I first joined many years ago on my doctor’s orders. Not to lose weight, but to learn how to eat like an adult. Other forms of dieting tend to trigger my more competitive and compulsive tendencies. You can subsist on very few calories, but it makes one testy and prone to losing consciousness, especially after drinking. I hated the meetings. All anyone talked about was food, what they couldn’t eat, what they used to sneak out to eat, what they missed most about eating. It made me hungry.
The plan, however, is common sense–the way I would eat if I weren’t… me.

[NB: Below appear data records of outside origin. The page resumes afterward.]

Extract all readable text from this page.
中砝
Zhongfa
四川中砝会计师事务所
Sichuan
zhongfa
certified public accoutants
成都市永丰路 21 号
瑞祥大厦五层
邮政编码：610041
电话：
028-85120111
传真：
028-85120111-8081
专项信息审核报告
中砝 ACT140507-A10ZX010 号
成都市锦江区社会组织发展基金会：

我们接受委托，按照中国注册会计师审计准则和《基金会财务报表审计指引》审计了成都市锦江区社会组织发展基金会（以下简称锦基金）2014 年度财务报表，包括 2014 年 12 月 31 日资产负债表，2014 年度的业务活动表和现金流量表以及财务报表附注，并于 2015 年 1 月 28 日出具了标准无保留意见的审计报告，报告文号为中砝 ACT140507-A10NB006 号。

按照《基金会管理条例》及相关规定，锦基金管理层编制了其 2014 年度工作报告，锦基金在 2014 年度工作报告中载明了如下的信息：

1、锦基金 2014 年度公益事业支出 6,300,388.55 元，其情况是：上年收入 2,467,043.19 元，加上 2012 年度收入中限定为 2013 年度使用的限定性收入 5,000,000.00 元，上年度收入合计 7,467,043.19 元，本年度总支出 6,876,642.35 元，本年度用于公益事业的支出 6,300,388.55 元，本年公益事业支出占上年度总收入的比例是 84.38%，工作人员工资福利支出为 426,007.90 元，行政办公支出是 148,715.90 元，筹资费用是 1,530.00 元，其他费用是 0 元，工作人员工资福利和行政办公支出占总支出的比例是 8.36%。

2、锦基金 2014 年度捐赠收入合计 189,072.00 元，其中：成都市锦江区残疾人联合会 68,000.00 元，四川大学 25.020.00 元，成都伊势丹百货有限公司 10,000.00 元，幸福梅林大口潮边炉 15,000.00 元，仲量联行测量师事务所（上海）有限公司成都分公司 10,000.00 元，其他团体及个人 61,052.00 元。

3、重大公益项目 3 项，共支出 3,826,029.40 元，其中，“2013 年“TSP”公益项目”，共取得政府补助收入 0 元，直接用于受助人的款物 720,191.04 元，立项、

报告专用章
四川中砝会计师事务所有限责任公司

Now Weight Watchers is online, which I like. I still have visions of someone on the other end saying “Girl! Did you really eat that! What were you thinking?” It doesn’t help that I know the CEO. I used to work with him. He just wrote a book, and he’s been everywhere in the media. When I worked with him (which was about the time I was on weight watchers the first time) he was like most management consultants. We ate out too often and spent all of our time indoors. Our most strenuous exercise was running through airports. You should see him now. You could bounce a quarter off his abs. You try it on mine, you’re not getting the quarter back. Every time I see him on television or in a magazine, it feels like a reprimand, as if I would get an email from him. Jeannine, I’ve been reviewing your records and it’s come to my attention that you aren’t meeting our agreed-upon goals. Perhaps you need a performance improvement plan.
Accountability is a bitch, but that’s what I need. I think my frustration stems from being so dependable and accountable about everything else in my life. I’m quite disciplined. I think it’s that little corner of rebellion in my soul that says “For heaven’s sake. Let a girl eat.” But I had an ethics professor that used to say “one must be faithful in the little to be faithful in the big. So I will be faithful in the little so that I won’t get too big. If I’d known, I wouldn’t have had Wheat Chex for breakfast. Three quarters of a cup is 5 points.
It won’t take me long to be back on track and I’ll be back to asking my husband the usual questions, like “Do you even know where the dishwasher is?” Some things never change.